There has been a recent crop of excellent books about the vibrant state of public performance in the decades before Shakespeare, as well as the rich artistic culture of the guilds themselves. The script for the annual Lord Mayor’s Show – the closest thing the English Renaissance got to an Olympic opening ceremony – was a coveted gig for London’s playwrights. Swift’s concern is with the guild-mindedness of the early pioneers of English commercial theatre – the ‘start-up comedians’, as the pedantic writer Gabriel Harvey called them. (He meant players who are socially pushy, not actors who base themselves in WeWork offices.) And naturally the big beast here is Shakespeare, who emerges in Swift’s reading not as a ‘minor deity but a labouring writer’ – whose acquisition of genius can be understood as the artisan’s progress from apprentice to journeyman to master.

It is refreshing to read an accessible history of Shakespeare’s pre-Globe career, although the observation that we seldom consider his twentysomething years in London will come as a surprise to fans of Shakespeare in Love or the television series Will. And I wasn’t sure what to make of Swift’s invitation to imagine Shakespeare as a literal playwright’s apprentice, his ‘name upon that indenture, bound for a term of seven years to learn the art and mystery of playwriting’. It’s hard enough to keep the conversation about Shakespeare’s biography grounded in sanity without inventing documents that could never have existed.
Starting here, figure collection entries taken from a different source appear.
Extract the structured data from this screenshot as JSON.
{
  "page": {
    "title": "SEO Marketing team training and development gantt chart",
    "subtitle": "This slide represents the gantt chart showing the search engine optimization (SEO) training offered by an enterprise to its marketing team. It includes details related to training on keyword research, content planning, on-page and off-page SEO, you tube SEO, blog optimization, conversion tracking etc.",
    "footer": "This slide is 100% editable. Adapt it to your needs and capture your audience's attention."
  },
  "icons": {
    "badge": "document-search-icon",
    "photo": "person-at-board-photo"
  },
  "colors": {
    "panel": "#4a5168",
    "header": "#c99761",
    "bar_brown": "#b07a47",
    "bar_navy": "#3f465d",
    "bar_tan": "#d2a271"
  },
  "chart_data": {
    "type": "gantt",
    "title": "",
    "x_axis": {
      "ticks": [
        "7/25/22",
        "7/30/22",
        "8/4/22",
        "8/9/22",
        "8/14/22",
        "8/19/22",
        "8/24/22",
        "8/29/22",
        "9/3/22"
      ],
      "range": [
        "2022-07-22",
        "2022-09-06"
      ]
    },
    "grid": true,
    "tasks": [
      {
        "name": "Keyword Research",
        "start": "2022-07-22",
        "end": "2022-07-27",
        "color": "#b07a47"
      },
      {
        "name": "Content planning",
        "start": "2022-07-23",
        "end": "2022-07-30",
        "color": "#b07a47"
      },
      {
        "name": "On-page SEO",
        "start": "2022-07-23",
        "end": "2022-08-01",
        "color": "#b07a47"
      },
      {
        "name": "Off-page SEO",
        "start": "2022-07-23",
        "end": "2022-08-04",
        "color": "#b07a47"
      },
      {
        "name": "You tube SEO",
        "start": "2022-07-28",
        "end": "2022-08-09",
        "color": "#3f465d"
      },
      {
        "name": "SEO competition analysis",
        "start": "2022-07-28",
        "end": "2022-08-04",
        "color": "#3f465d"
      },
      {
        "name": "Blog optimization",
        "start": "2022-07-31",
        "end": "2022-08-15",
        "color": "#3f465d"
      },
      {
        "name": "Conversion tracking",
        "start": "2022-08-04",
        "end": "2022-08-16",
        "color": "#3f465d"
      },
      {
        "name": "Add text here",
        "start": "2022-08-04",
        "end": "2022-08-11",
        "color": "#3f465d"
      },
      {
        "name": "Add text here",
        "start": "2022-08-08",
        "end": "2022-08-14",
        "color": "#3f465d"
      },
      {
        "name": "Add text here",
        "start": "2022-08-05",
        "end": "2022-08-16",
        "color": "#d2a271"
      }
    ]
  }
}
But I was taken with the idea that the standout works of Shakespeare’s early career – Romeo and Juliet and A Midsummer Night’s Dream – can be imagined as his ‘masterpieces’: not just exemplary achievements in art – although they’re that, too – but the accomplished artefacts produced by a graduating journeyman to prove his skill and range and claim his mastership in a trade. It’s a nifty way of acknowledging Shakespeare’s debt to imitation, inspiration and collaboration. 

There is plenty to interest the passionate Shakespearean here; and although the book contains some transcriptional errors and a few howlers (including a citation from that undyingly persistent 19th-century forger John Payne Collier), it offers provocations to scholars, too. And in the story of Burbage’s litigation-plagued Theatre we learn a valuable lesson: never embark on complex building projects with your in-laws.